What do we mean today by the verb to save? Ask someone at random on the streets of Seattle what the verb “to save” means, and what will be the response? Someone who is worried about his financial portfolio may reply, “‘Save’ is what you’d better do if you want money set aside for a comfortable retirement.” Ask a sports fan what the verb means, and he may reply, “‘Save’ is what a fine goalie does; he stops the ball from going into the net, and thus saves the point.” Ask computer techies what the verb means, and they will surely tell you that you jolly well better save your data by backing it up frequently, for otherwise when your computer crashes you may lose everything.

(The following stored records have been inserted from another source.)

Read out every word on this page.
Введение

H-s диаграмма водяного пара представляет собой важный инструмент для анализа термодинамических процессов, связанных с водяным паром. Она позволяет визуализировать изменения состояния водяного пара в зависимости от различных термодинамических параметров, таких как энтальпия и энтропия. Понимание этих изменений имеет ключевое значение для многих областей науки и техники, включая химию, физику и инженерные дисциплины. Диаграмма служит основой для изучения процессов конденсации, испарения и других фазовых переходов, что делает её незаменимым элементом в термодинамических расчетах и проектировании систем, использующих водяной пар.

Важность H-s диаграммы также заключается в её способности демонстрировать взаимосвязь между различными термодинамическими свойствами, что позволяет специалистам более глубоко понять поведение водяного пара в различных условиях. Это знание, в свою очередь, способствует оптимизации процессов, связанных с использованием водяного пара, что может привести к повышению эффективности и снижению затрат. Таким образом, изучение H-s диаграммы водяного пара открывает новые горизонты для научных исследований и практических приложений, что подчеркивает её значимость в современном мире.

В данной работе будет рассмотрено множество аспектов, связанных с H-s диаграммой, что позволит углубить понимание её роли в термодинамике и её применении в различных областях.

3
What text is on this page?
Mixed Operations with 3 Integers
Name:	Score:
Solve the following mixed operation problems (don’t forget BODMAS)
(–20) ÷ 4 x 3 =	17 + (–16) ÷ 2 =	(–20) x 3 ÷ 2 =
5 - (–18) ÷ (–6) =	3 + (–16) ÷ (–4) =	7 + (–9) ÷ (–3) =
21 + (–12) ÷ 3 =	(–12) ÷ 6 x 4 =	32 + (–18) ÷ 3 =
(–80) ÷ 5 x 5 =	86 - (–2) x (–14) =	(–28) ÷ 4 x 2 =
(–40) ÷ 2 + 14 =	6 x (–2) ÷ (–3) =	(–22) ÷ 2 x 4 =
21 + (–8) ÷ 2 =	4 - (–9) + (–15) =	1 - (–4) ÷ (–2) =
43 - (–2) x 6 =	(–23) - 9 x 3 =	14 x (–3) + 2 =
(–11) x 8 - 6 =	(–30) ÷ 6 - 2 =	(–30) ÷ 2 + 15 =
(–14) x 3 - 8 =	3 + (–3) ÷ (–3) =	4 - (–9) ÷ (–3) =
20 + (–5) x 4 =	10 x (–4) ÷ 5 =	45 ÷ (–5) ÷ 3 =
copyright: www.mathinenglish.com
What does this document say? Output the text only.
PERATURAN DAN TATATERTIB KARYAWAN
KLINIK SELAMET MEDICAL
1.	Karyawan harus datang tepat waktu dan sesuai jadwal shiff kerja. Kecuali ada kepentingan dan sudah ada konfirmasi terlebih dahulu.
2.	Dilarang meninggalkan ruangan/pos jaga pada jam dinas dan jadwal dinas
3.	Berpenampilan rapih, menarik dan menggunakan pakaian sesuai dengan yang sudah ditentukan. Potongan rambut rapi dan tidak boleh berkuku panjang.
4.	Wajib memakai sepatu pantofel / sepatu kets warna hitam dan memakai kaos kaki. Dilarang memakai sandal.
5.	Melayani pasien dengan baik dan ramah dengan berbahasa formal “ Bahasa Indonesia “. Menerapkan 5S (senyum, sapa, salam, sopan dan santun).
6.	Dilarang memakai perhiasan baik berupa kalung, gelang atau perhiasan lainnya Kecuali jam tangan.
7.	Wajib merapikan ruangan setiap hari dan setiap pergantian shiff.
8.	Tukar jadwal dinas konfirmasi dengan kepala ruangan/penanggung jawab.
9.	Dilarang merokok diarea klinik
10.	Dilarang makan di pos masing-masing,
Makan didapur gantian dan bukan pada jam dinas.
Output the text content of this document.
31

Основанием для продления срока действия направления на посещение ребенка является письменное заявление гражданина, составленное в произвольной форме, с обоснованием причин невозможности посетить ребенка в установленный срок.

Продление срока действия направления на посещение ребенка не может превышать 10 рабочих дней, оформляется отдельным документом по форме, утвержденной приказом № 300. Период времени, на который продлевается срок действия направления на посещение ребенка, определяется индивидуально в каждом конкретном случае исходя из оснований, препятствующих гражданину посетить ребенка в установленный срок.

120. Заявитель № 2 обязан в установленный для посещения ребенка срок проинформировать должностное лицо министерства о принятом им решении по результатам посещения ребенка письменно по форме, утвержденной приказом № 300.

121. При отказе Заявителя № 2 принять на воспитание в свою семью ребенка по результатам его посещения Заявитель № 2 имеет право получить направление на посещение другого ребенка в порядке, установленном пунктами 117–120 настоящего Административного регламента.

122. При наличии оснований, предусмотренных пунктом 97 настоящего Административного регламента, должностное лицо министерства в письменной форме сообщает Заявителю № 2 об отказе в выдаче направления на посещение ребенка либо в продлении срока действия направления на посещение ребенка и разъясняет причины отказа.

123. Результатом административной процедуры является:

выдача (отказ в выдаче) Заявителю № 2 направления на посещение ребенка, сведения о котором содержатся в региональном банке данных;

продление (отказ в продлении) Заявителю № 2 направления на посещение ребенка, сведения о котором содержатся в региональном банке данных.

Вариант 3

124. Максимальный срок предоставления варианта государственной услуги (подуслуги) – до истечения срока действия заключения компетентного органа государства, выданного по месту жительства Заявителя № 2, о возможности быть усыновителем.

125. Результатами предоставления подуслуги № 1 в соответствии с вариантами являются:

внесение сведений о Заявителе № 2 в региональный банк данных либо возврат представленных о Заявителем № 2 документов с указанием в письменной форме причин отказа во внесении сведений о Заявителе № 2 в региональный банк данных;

The mockers in verses 41 and 42 [of Matthew 27] do not mean any of these things, of course. They are saying that apparently Jesus “saved” many other people—he healed the sick, he exorcised demons, he fed the hungry; occasionally he even raised the dead—but now he could not “save” himself from execution. He could not be much of a savior after all. Thus even their formal affirmation that Jesus “saved” others is uttered with irony in a context that undermines his ability. This would-be savior is a disappointment and a failure, and the mockers enjoy their witty sneering.
But once again, the mockers speak better than they know. Matthew knows, and the readers know, and God knows, that in one profound sense if Jesus is to save others, he really cannot save himself.
— D.A. Carson, Scandalous: The Cross and Resurrection of Jesus, p. 26.